There are many reasons why I love where I live. Not just the friendly people that you meet in either of our two Shuls. Our community is friendly and warm and emphasizes common sense over blind faith. Just to share two of these small reasons, here are two anecdotes from the recent holiday of shavuot.

- Shavuot marks the beginning of the summer afternoon 'Perek/Oneg' season. Both shuls have special summer afternoon programs - one calls theirs Perek on the Lawn and the other simply refers to theirs as an Oneg shabbat. Generally speaking, these happen work out every other week, and the shuls attempt to coordinate to some extent so that they don't conflict. Essentially, the program is hosted by a family in their back yard with snacks and salads and a speaker - usually someone from the shul gives a lecture on a topic of Jewish Interest.

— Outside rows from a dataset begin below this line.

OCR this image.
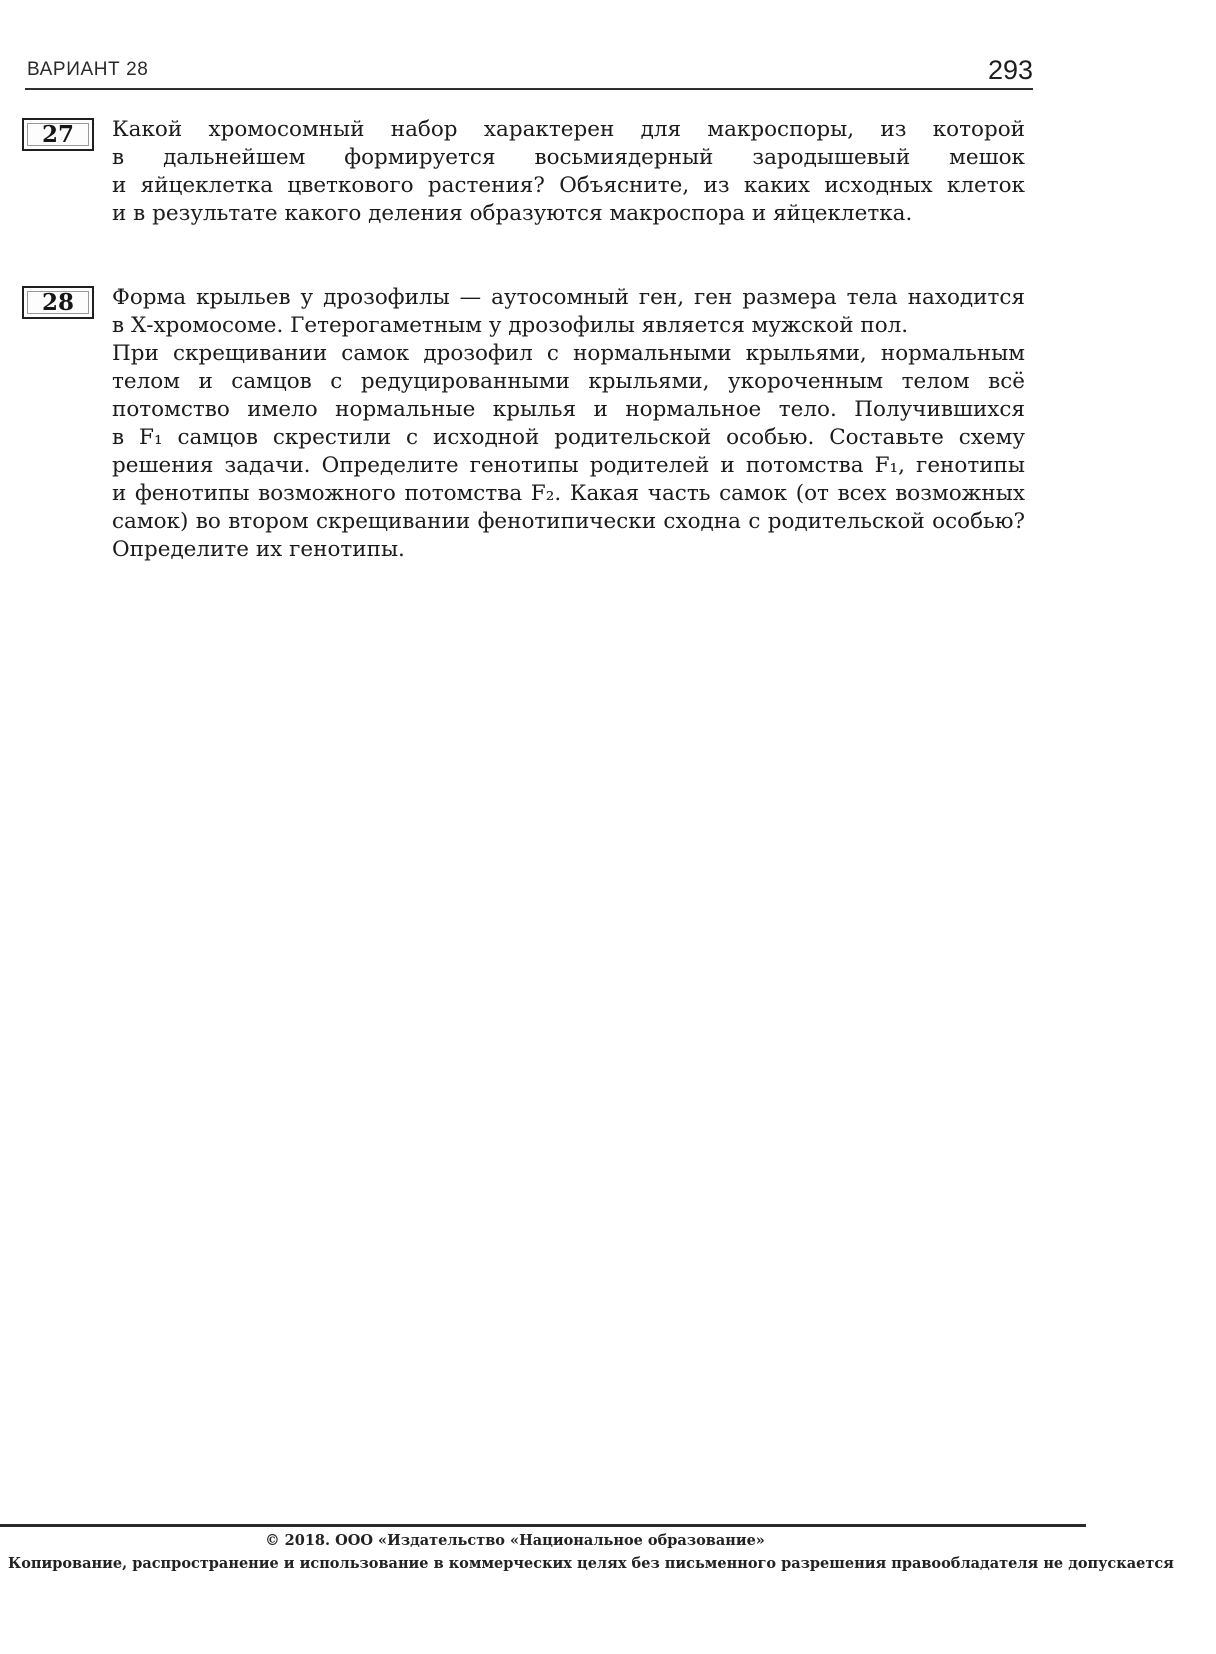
ВАРИАНТ 28	293
27 Какой хромосомный набор характерен для макроспоры, из которой
в дальнейшем формируется восьмиядерный зародышевый мешок
и яйцеклетка цветкового растения? Объясните, из каких исходных клеток
и в результате какого деления образуются макроспора и яйцеклетка.
28 Форма крыльев у дрозофилы — аутосомный ген, ген размера тела находится
в Х-хромосоме. Гетерогаметным у дрозофилы является мужской пол.
При скрещивании самок дрозофил с нормальными крыльями, нормальным
телом и самцов с редуцированными крыльями, укороченным телом всё
потомство имело нормальные крылья и нормальное тело. Получившихся
в F₁ самцов скрестили с исходной родительской особью. Составьте схему
решения задачи. Определите генотипы родителей и потомства F₁, генотипы
и фенотипы возможного потомства F₂. Какая часть самок (от всех возможных
самок) во втором скрещивании фенотипически сходна с родительской особью?
Определите их генотипы.
© 2018. ООО «Издательство «Национальное образование»
Копирование, распространение и использование в коммерческих целях без письменного разрешения правообладателя не допускается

These are great events, because it brings the community together as well as gives parents and kids an opportunity to socialize with their neighbors, and it also gives us all an excuse to get outdoors in the summer. It really builds a sense of community.

As for the other story - as we walked to the Perek on the lawn we were joined by our Rabbi and Rebbitzin - who also happen to be our neighbors. In talking to the Rebbitzin, weall commented how different our shuls (hers and the other one) are from the ones we grew up in. The Rebbitzin, My wife and I all recalled our Rabbis growing up to be on a pedestal and not to be talked to, where our children have a much different rapport with the Rabbi. My son knows to go up on the bima and say good shabbos to the Rabbi, and kids are welcome on the bimah for Kiddush time as well (although I will be the first to admit it has gotten just a little out of hand).

I think it is important for kids to feel that the Rabbi is approachable. This makes it easier for them to discuss their religious issues with him if they don't feel comfortable discussing them with us. It also gives them (dare I say it) a warm and fuzzy about going to shul, and hopefully will keep them coming back.